Sergio Ramírez
Tras la caída en Túnez de la pareja formada por el dictador Ben Alí y su mujer Leila Trabelsi, la sagaz Primera Dama que según se cuenta se llevó de las bóvedas del banco del estado dos toneladas de lingotes de oro para no pasar dificultades en su exilio, otros países árabes vecinos, con largos regímenes autoritarios y familiares están siendo sacudidos por crecientes revueltas populares. La gente se ha decidido a salir a las calles sin miedo, decidida a obtener la democracia a cualquier precio. Cuando la pradera prende, el fuego no conoce ni límites ni fronteras.

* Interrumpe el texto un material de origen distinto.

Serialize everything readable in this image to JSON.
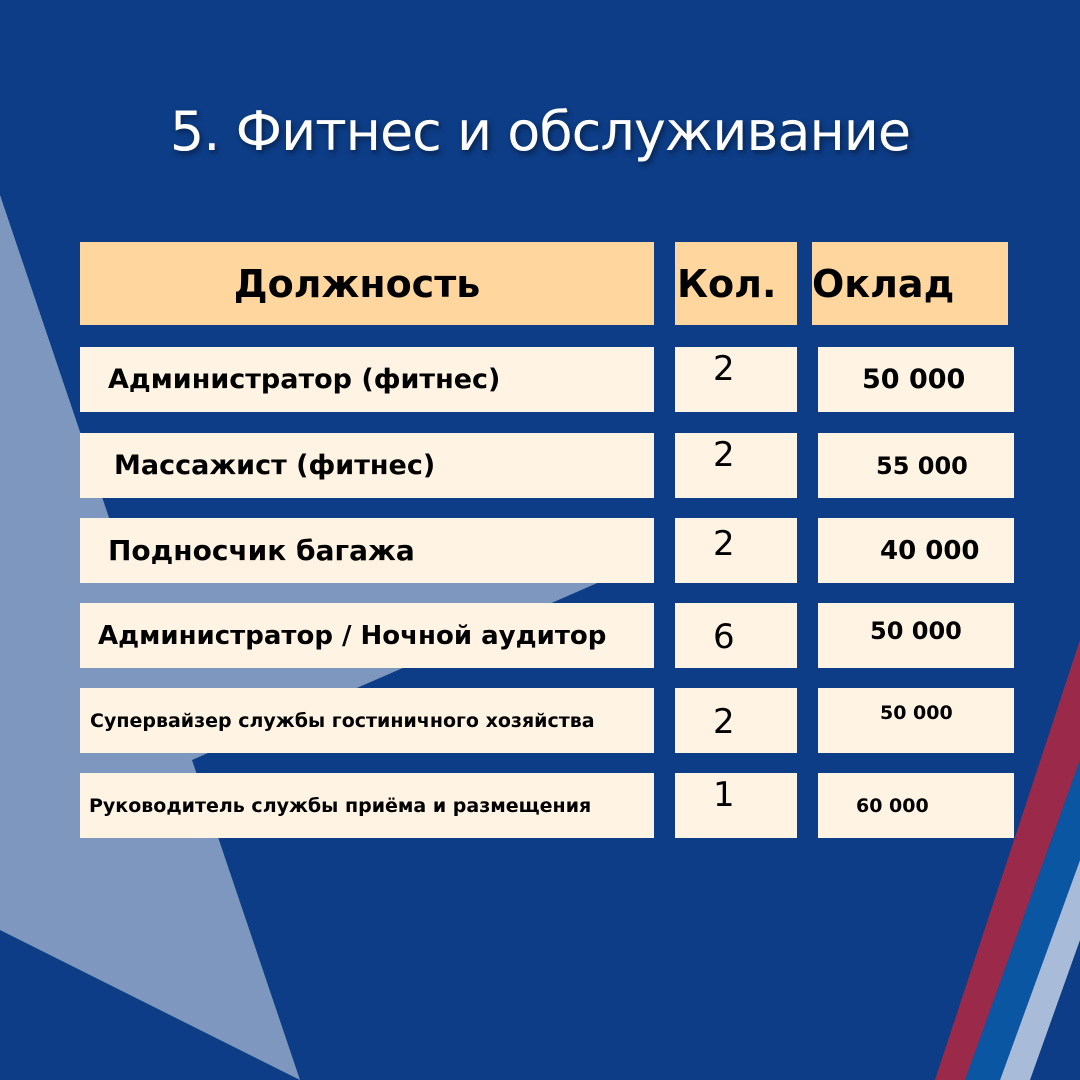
{
  "title": "5. Фитнес и обслуживание",
  "table": {
    "headers": [
      "Должность",
      "Кол.",
      "Оклад"
    ],
    "rows": [
      {
        "position": "Администратор (фитнес)",
        "count": "2",
        "salary": "50 000"
      },
      {
        "position": "Массажист (фитнес)",
        "count": "2",
        "salary": "55 000"
      },
      {
        "position": "Подносчик багажа",
        "count": "2",
        "salary": "40 000"
      },
      {
        "position": "Администратор / Ночной аудитор",
        "count": "6",
        "salary": "50 000"
      },
      {
        "position": "Супервайзер службы гостиничного хозяйства",
        "count": "2",
        "salary": "50 000"
      },
      {
        "position": "Руководитель службы приёма и размещения",
        "count": "1",
        "salary": "60 000"
      }
    ]
  },
  "colors": {
    "background": "#0d3d87",
    "header": "#ffd79e",
    "row": "#fff4e4",
    "stripe_red": "#9b2a4a",
    "stripe_blue": "#0a56a3",
    "stripe_light": "#a8bcd9"
  }
}
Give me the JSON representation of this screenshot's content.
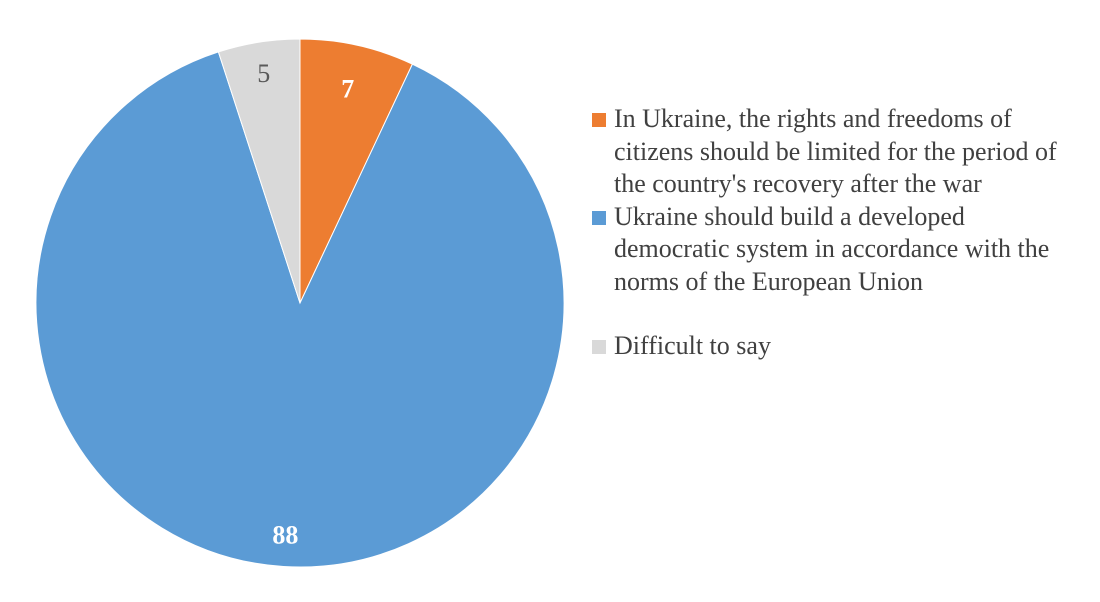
{
  "chart_data": {
    "type": "pie",
    "categories": [
      "In Ukraine, the rights and freedoms of citizens should be limited for the period of the country's recovery after the war",
      "Ukraine should build a developed democratic system in accordance with the norms of the European Union",
      "Difficult to say"
    ],
    "values": [
      7,
      88,
      5
    ],
    "data_labels": [
      "7",
      "88",
      "5"
    ],
    "colors": [
      "#ed7d31",
      "#5b9bd5",
      "#d9d9d9"
    ],
    "label_colors": [
      "#ffffff",
      "#ffffff",
      "#595959"
    ],
    "start_angle": "12 o'clock",
    "direction": "clockwise",
    "legend_placement": "right",
    "title": ""
  }
}
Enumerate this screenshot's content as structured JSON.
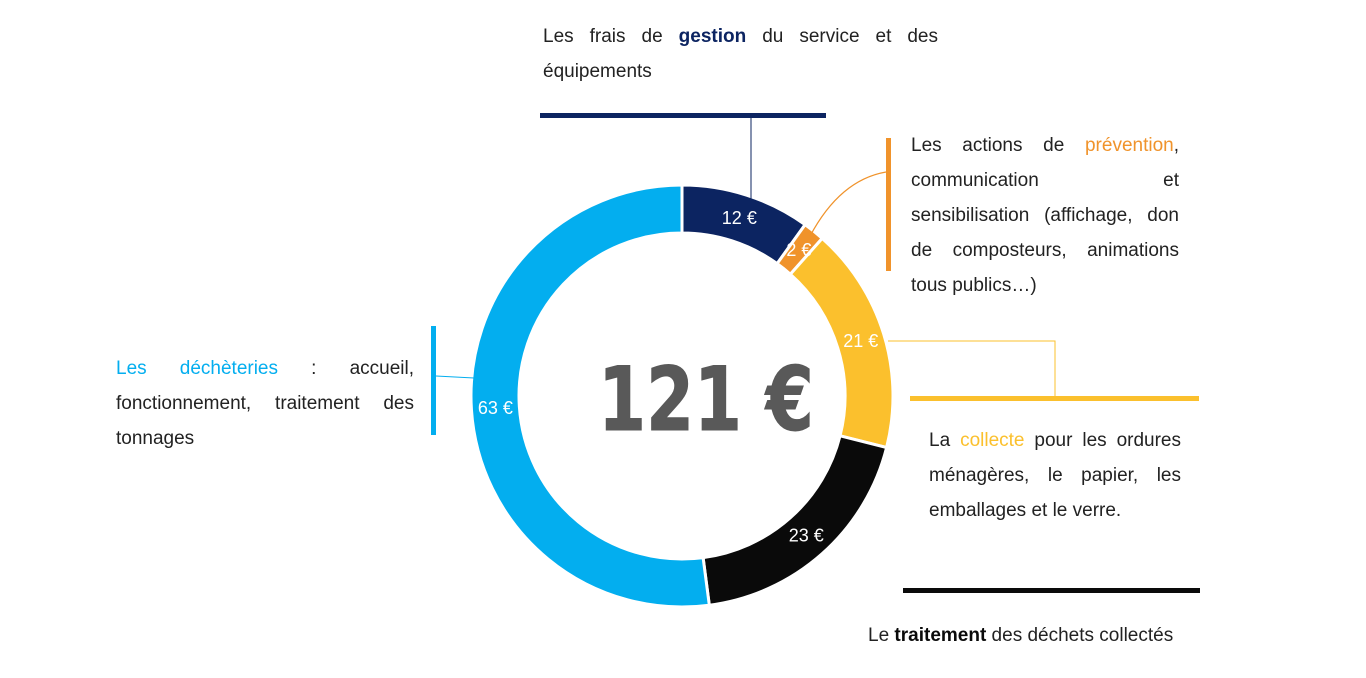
{
  "chart_data": {
    "type": "pie",
    "donut": true,
    "total_label": "121 €",
    "categories": [
      "gestion",
      "prévention",
      "collecte",
      "traitement",
      "déchèteries"
    ],
    "values": [
      12,
      2,
      21,
      23,
      63
    ],
    "value_labels": [
      "12 €",
      "2 €",
      "21 €",
      "23 €",
      "63 €"
    ],
    "colors": [
      "#0c2461",
      "#f0932b",
      "#fbc02d",
      "#0a0a0a",
      "#03aeef"
    ]
  },
  "annotations": {
    "gestion": {
      "pre": "Les frais de ",
      "keyword": "gestion",
      "post": " du service et des équipements",
      "color": "#0c2461"
    },
    "prevention": {
      "pre": "Les actions de ",
      "keyword": "prévention",
      "post": ", communication et sensibilisation (affichage, don de composteurs, animations tous publics…)",
      "color": "#f0932b"
    },
    "collecte": {
      "pre": "La ",
      "keyword": "collecte",
      "post": " pour les ordures ménagères, le papier, les emballages et le verre.",
      "color": "#fbc02d"
    },
    "traitement": {
      "pre": "Le ",
      "keyword": "traitement",
      "post": " des déchets collectés",
      "color": "#0a0a0a"
    },
    "decheteries": {
      "pre": "",
      "keyword": "Les déchèteries",
      "post": " : accueil, fonctionnement, traitement des tonnages",
      "color": "#03aeef"
    }
  }
}
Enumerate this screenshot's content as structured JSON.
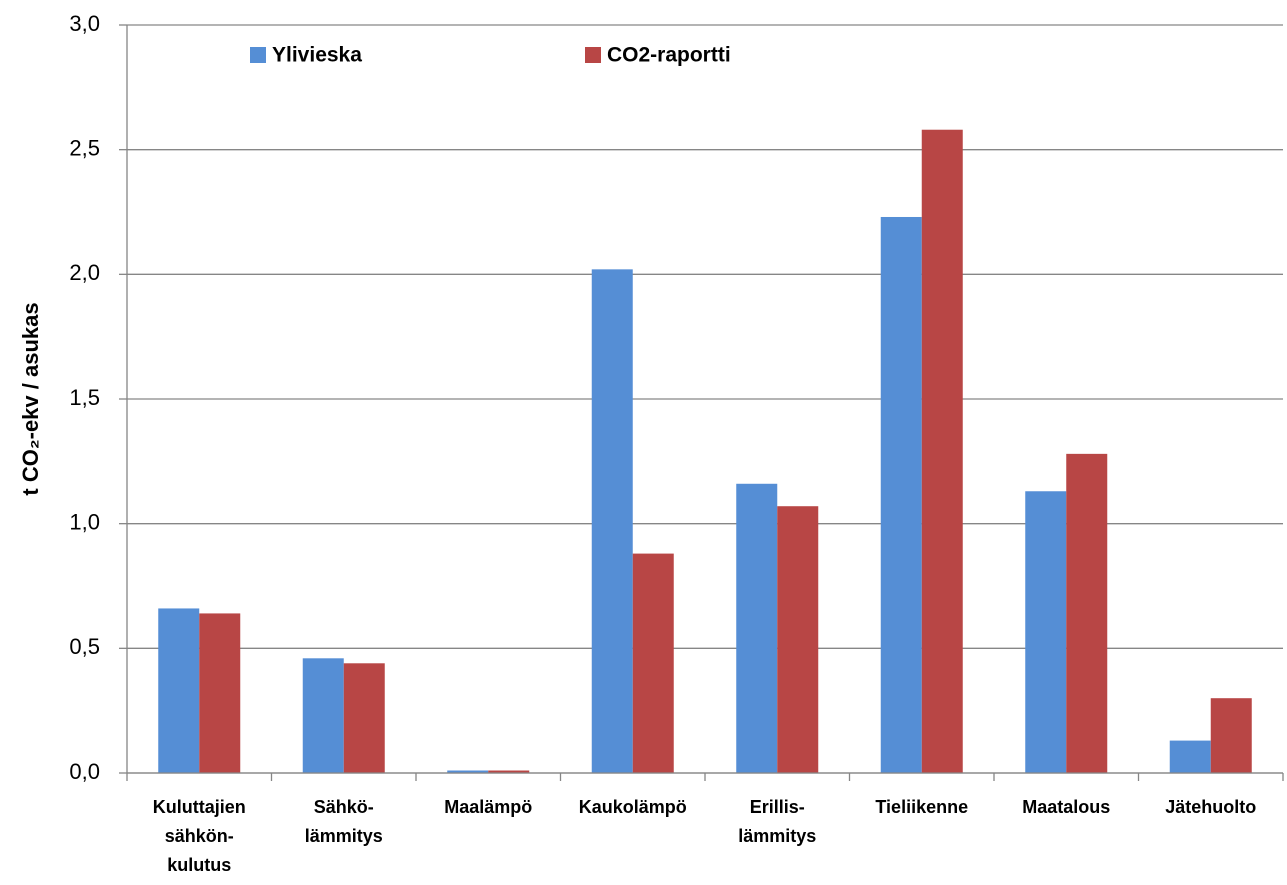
{
  "chart_data": {
    "type": "bar",
    "y_label": "t CO₂-ekv / asukas",
    "categories": [
      [
        "Kuluttajien",
        "sähkön-",
        "kulutus"
      ],
      [
        "Sähkö-",
        "lämmitys"
      ],
      [
        "Maalämpö"
      ],
      [
        "Kaukolämpö"
      ],
      [
        "Erillis-",
        "lämmitys"
      ],
      [
        "Tieliikenne"
      ],
      [
        "Maatalous"
      ],
      [
        "Jätehuolto"
      ]
    ],
    "series": [
      {
        "name": "Ylivieska",
        "color": "#558ed5",
        "values": [
          0.66,
          0.46,
          0.01,
          2.02,
          1.16,
          2.23,
          1.13,
          0.13
        ]
      },
      {
        "name": "CO2-raportti",
        "color": "#b84645",
        "values": [
          0.64,
          0.44,
          0.01,
          0.88,
          1.07,
          2.58,
          1.28,
          0.3
        ]
      }
    ],
    "ylim": [
      0,
      3
    ],
    "yticks": [
      {
        "value": 0,
        "label": "0,0"
      },
      {
        "value": 0.5,
        "label": "0,5"
      },
      {
        "value": 1,
        "label": "1,0"
      },
      {
        "value": 1.5,
        "label": "1,5"
      },
      {
        "value": 2,
        "label": "2,0"
      },
      {
        "value": 2.5,
        "label": "2,5"
      },
      {
        "value": 3,
        "label": "3,0"
      }
    ],
    "grid": true
  }
}
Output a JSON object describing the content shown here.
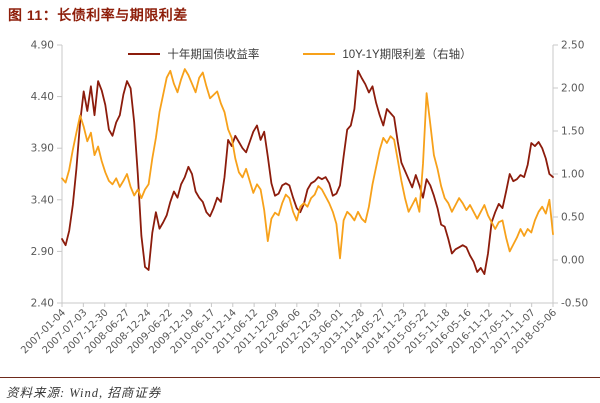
{
  "title": "图 11：长债利率与期限利差",
  "legend": {
    "items": [
      {
        "label": "十年期国债收益率",
        "color": "#8c1c0c"
      },
      {
        "label": "10Y-1Y期限利差（右轴）",
        "color": "#f7a11a"
      }
    ]
  },
  "footer": {
    "source": "资料来源: Wind, 招商证券"
  },
  "colors": {
    "title": "#8e1e0a",
    "axis_line": "#c8c8c8",
    "axis_text": "#595959",
    "series_yield": "#8c1c0c",
    "series_spread": "#f7a11a"
  },
  "chart_data": {
    "type": "line",
    "title": "长债利率与期限利差",
    "frequency": "monthly",
    "x_start": "2007-01",
    "x_end": "2018-05",
    "x_tick_labels": [
      "2007-01-04",
      "2007-07-03",
      "2007-12-30",
      "2008-06-27",
      "2008-12-24",
      "2009-06-22",
      "2009-12-19",
      "2010-06-17",
      "2010-12-14",
      "2011-06-12",
      "2011-12-09",
      "2012-06-06",
      "2012-12-03",
      "2013-06-01",
      "2013-11-28",
      "2014-05-27",
      "2014-11-23",
      "2015-05-22",
      "2015-11-18",
      "2016-05-16",
      "2016-11-12",
      "2017-05-11",
      "2017-11-07",
      "2018-05-06"
    ],
    "left_axis": {
      "min": 2.4,
      "max": 4.9,
      "tick_labels": [
        "4.90",
        "4.40",
        "3.90",
        "3.40",
        "2.90",
        "2.40"
      ]
    },
    "right_axis": {
      "min": -0.5,
      "max": 2.5,
      "tick_labels": [
        "2.50",
        "2.00",
        "1.50",
        "1.00",
        "0.50",
        "0.00",
        "-0.50"
      ]
    },
    "legend_position": "top",
    "grid": false,
    "series": [
      {
        "name": "十年期国债收益率",
        "axis": "left",
        "color": "#8c1c0c",
        "values": [
          3.02,
          2.96,
          3.1,
          3.35,
          3.7,
          4.15,
          4.45,
          4.26,
          4.5,
          4.22,
          4.55,
          4.46,
          4.32,
          4.08,
          4.02,
          4.15,
          4.22,
          4.42,
          4.55,
          4.48,
          4.15,
          3.65,
          3.05,
          2.75,
          2.72,
          3.08,
          3.28,
          3.12,
          3.18,
          3.25,
          3.38,
          3.48,
          3.42,
          3.55,
          3.62,
          3.72,
          3.65,
          3.48,
          3.42,
          3.38,
          3.28,
          3.24,
          3.32,
          3.42,
          3.38,
          3.62,
          3.98,
          3.92,
          4.02,
          3.96,
          3.9,
          3.86,
          3.96,
          4.06,
          4.12,
          3.98,
          4.06,
          3.82,
          3.56,
          3.44,
          3.46,
          3.54,
          3.56,
          3.54,
          3.42,
          3.32,
          3.28,
          3.36,
          3.5,
          3.56,
          3.58,
          3.62,
          3.6,
          3.62,
          3.56,
          3.44,
          3.46,
          3.54,
          3.82,
          4.08,
          4.12,
          4.28,
          4.65,
          4.58,
          4.52,
          4.44,
          4.5,
          4.34,
          4.22,
          4.12,
          4.28,
          4.24,
          4.2,
          3.96,
          3.76,
          3.68,
          3.6,
          3.52,
          3.64,
          3.54,
          3.42,
          3.6,
          3.54,
          3.44,
          3.32,
          3.16,
          3.14,
          3.02,
          2.88,
          2.92,
          2.94,
          2.96,
          2.94,
          2.86,
          2.8,
          2.7,
          2.74,
          2.68,
          2.88,
          3.18,
          3.28,
          3.36,
          3.32,
          3.48,
          3.65,
          3.58,
          3.6,
          3.64,
          3.62,
          3.74,
          3.95,
          3.92,
          3.96,
          3.9,
          3.8,
          3.65,
          3.62
        ]
      },
      {
        "name": "10Y-1Y期限利差（右轴）",
        "axis": "right",
        "color": "#f7a11a",
        "values": [
          0.95,
          0.9,
          1.05,
          1.28,
          1.48,
          1.68,
          1.55,
          1.38,
          1.48,
          1.22,
          1.32,
          1.15,
          1.02,
          0.92,
          0.88,
          0.95,
          0.85,
          0.92,
          1.0,
          0.85,
          0.75,
          0.82,
          0.72,
          0.82,
          0.88,
          1.18,
          1.42,
          1.72,
          1.92,
          2.12,
          2.2,
          2.05,
          1.95,
          2.1,
          2.22,
          2.15,
          2.05,
          1.95,
          2.12,
          2.18,
          2.02,
          1.88,
          1.92,
          1.96,
          1.82,
          1.72,
          1.52,
          1.42,
          1.18,
          1.02,
          0.96,
          1.06,
          0.92,
          0.78,
          0.88,
          0.82,
          0.58,
          0.22,
          0.48,
          0.55,
          0.52,
          0.66,
          0.76,
          0.72,
          0.56,
          0.46,
          0.62,
          0.66,
          0.62,
          0.72,
          0.76,
          0.86,
          0.82,
          0.74,
          0.66,
          0.56,
          0.42,
          0.02,
          0.46,
          0.56,
          0.52,
          0.46,
          0.56,
          0.48,
          0.44,
          0.62,
          0.88,
          1.08,
          1.28,
          1.42,
          1.36,
          1.44,
          1.4,
          1.16,
          0.92,
          0.72,
          0.56,
          0.64,
          0.72,
          0.56,
          1.12,
          1.94,
          1.58,
          1.22,
          1.06,
          0.86,
          0.72,
          0.66,
          0.56,
          0.64,
          0.72,
          0.66,
          0.58,
          0.64,
          0.56,
          0.48,
          0.56,
          0.64,
          0.52,
          0.44,
          0.36,
          0.44,
          0.46,
          0.26,
          0.1,
          0.18,
          0.26,
          0.36,
          0.28,
          0.36,
          0.32,
          0.46,
          0.56,
          0.62,
          0.54,
          0.7,
          0.3
        ]
      }
    ]
  }
}
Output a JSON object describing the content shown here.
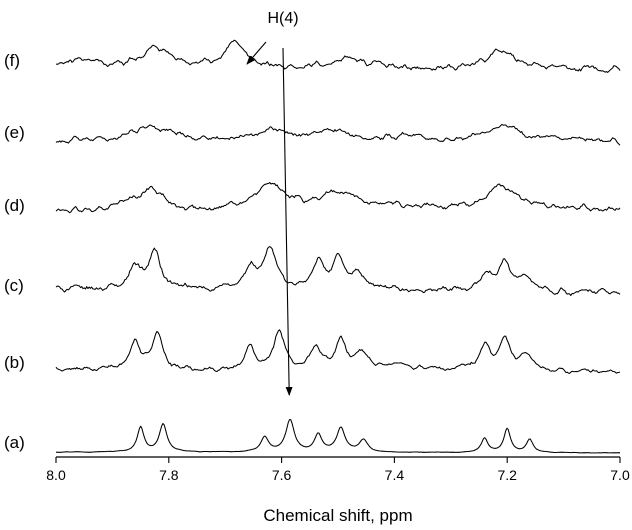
{
  "chart_data": {
    "type": "line",
    "title": "",
    "xlabel": "Chemical shift, ppm",
    "ylabel": "",
    "xlim": [
      8.0,
      7.0
    ],
    "x_reversed": true,
    "x_ticks": [
      "8.0",
      "7.8",
      "7.6",
      "7.4",
      "7.2",
      "7.0"
    ],
    "x_tick_values": [
      8.0,
      7.8,
      7.6,
      7.4,
      7.2,
      7.0
    ],
    "y_axis_shown": false,
    "grid": false,
    "legend": "none",
    "series": [
      {
        "name": "(a)",
        "base": 0,
        "noise": 0.25,
        "offset": 0,
        "end": 1,
        "peaks": [
          [
            7.85,
            25,
            0.007
          ],
          [
            7.81,
            28,
            0.008
          ],
          [
            7.63,
            15,
            0.008
          ],
          [
            7.585,
            32,
            0.009
          ],
          [
            7.535,
            17,
            0.008
          ],
          [
            7.495,
            24,
            0.009
          ],
          [
            7.455,
            12,
            0.009
          ],
          [
            7.24,
            14,
            0.007
          ],
          [
            7.2,
            24,
            0.007
          ],
          [
            7.16,
            13,
            0.007
          ]
        ]
      },
      {
        "name": "(b)",
        "base": 80,
        "noise": 2.0,
        "offset": -2,
        "end": 0,
        "peaks": [
          [
            7.86,
            28,
            0.011
          ],
          [
            7.82,
            36,
            0.011
          ],
          [
            7.655,
            22,
            0.011
          ],
          [
            7.605,
            38,
            0.012
          ],
          [
            7.54,
            24,
            0.011
          ],
          [
            7.495,
            28,
            0.011
          ],
          [
            7.46,
            16,
            0.012
          ],
          [
            7.24,
            24,
            0.011
          ],
          [
            7.205,
            32,
            0.011
          ],
          [
            7.165,
            18,
            0.011
          ],
          [
            7.4,
            6,
            0.05
          ]
        ]
      },
      {
        "name": "(c)",
        "base": 157,
        "noise": 2.4,
        "offset": -6,
        "end": -2,
        "peaks": [
          [
            7.86,
            24,
            0.012
          ],
          [
            7.825,
            38,
            0.012
          ],
          [
            7.655,
            21,
            0.012
          ],
          [
            7.62,
            40,
            0.014
          ],
          [
            7.535,
            27,
            0.011
          ],
          [
            7.5,
            34,
            0.012
          ],
          [
            7.465,
            16,
            0.012
          ],
          [
            7.24,
            16,
            0.014
          ],
          [
            7.205,
            27,
            0.014
          ],
          [
            7.17,
            15,
            0.014
          ]
        ]
      },
      {
        "name": "(d)",
        "base": 237,
        "noise": 2.6,
        "offset": -3,
        "end": -5,
        "peaks": [
          [
            7.83,
            22,
            0.025
          ],
          [
            7.88,
            8,
            0.02
          ],
          [
            7.62,
            25,
            0.03
          ],
          [
            7.5,
            17,
            0.045
          ],
          [
            7.21,
            23,
            0.035
          ],
          [
            7.4,
            4,
            0.04
          ]
        ]
      },
      {
        "name": "(e)",
        "base": 310,
        "noise": 2.4,
        "offset": 0,
        "end": 0,
        "peaks": [
          [
            7.83,
            16,
            0.04
          ],
          [
            7.62,
            12,
            0.04
          ],
          [
            7.51,
            9,
            0.04
          ],
          [
            7.21,
            17,
            0.04
          ],
          [
            7.38,
            6,
            0.03
          ]
        ]
      },
      {
        "name": "(f)",
        "base": 382,
        "noise": 2.6,
        "offset": -2,
        "end": 0,
        "peaks": [
          [
            7.82,
            20,
            0.03
          ],
          [
            7.685,
            22,
            0.025
          ],
          [
            7.48,
            9,
            0.04
          ],
          [
            7.21,
            18,
            0.035
          ],
          [
            7.95,
            8,
            0.03
          ]
        ]
      }
    ],
    "annotations": [
      {
        "label": "H(4)",
        "x": 7.59
      }
    ]
  }
}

La dictadura de Hosni Mubarak en Egipto, que ya dura treinta años, es la siguiente en la lista. El ejército ha sacado sus tanques a la calle, pero rodeados por la multitud parecen bestias inofensivas. Los prisioneros políticos huyen de las cárceles que se quedan vacías hasta de guardianes. Un joven manifestante dice frente a las cámaras de la televisión en la plaza Tahrir de El Cairo: "Si mi abuela y mis tías están aquí, ¿Por qué no iba estar yo?". Cuando las abuelas se deciden, ya todo el mundo perdió el miedo.
Arden las efigies gigantescas del anciano Mubarak colocadas en plazas y avenidas. Pero también ha ardido en El Cairo, incendiado por los manifestantes, el imponente edificio que sirve de sede al Partido Nacional Democrático, el partido oficial, y prácticamente el único legal en Egipto. Es el destino final de los partidos que obligan a todos los ciudadanos a llevar un carnet en el bolsillo, arder alguna vez. Las fichas de afiliación terminan consumidas por las llamas, y los carnets van a dar a la basura.